Future Submergence Projections
Scientific models project increasingly severe and potentially permanent inundation for Venice. Recent studies indicate that tidal levels in the Venetian lagoon are rising at an average rate of approximately half a centimeter per year. Without additional protective interventions, parts of Venice could be permanently underwater by 2150. Areas like Piazza San Marco could be submerged under 70 centimeters of water.

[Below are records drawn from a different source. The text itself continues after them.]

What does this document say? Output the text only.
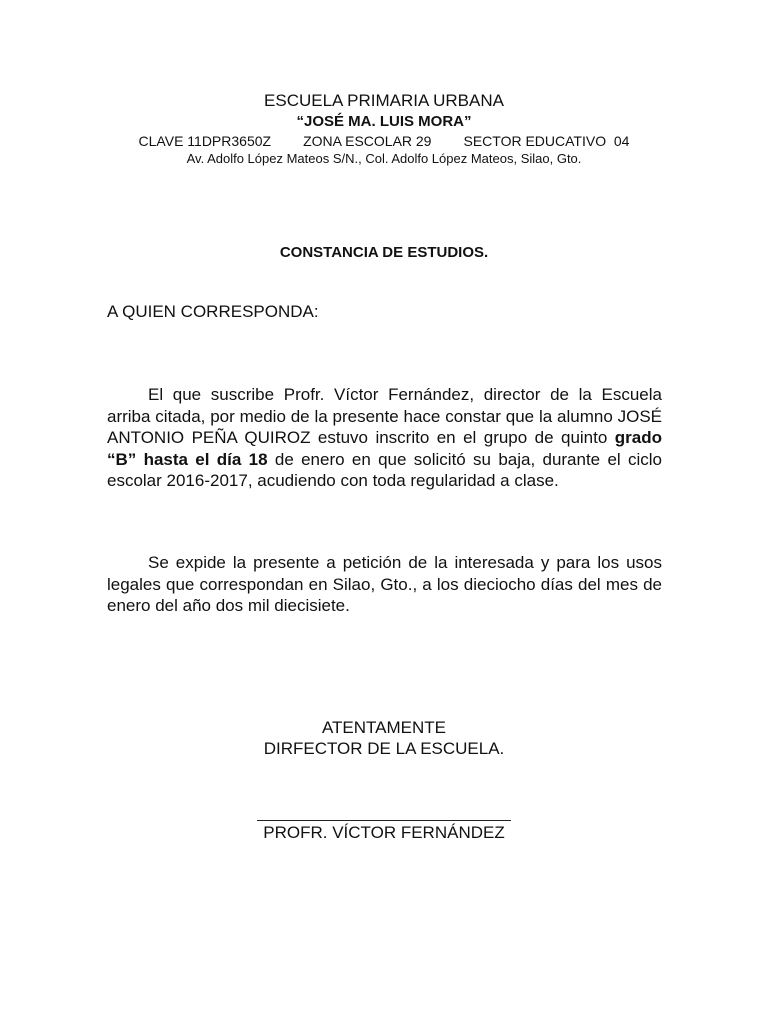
ESCUELA PRIMARIA URBANA
“JOSÉ MA. LUIS MORA”
CLAVE 11DPR3650Z ZONA ESCOLAR 29 SECTOR EDUCATIVO  04
Av. Adolfo López Mateos S/N., Col. Adolfo López Mateos, Silao, Gto.
CONSTANCIA DE ESTUDIOS.
A QUIEN CORRESPONDA:
El que suscribe Profr. Víctor Fernández, director de la Escuela arriba citada, por medio de la presente hace constar que la alumno JOSÉ ANTONIO PEÑA QUIROZ estuvo inscrito en el grupo de quinto grado “B” hasta el día 18 de enero en que solicitó su baja, durante el ciclo escolar 2016-2017, acudiendo con toda regularidad a clase.
Se expide la presente a petición de la interesada y para los usos legales que correspondan en Silao, Gto., a los dieciocho días del mes de enero del año dos mil diecisiete.
ATENTAMENTE
DIRFECTOR DE LA ESCUELA.
PROFR. VÍCTOR FERNÁNDEZ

Projections for relative sea-level rise in Venice vary depending on future emission scenarios. By 2100, estimates range from an increase of 17 to 120 centimeters. More detailed scenarios for 2150 suggest a rise of about 35 to 55 centimeters under optimistic emission reduction efforts, but potentially exceeding 120 centimeters in a high-emission future without mitigation. These projections indicate Venice could face widespread, permanent submersion, fundamentally altering its landscape and habitability.
Protective Measures
In response to the escalating threat, Venice has implemented MOSE (Modulo Sperimentale Elettromeccanico). This system uses 78 mobile gates at the three main inlets connecting the Venetian Lagoon to the Adriatic Sea: Lido, Malamocco, and Chioggia. When high tides are predicted to reach a certain threshold (typically 110 to 130 centimeters), compressed air is pumped into the hollow gates, causing them to pivot upwards from the seabed, forming a temporary barrier.
The MOSE system was first activated in October 2020, successfully preventing flooding in low-lying areas like Piazza San Marco. The gates can be raised in 30 minutes and lowered in 15, with operation based on tide forecasts. Beyond MOSE, other measures include raising pavements and improving drainage systems to mitigate less severe high water events.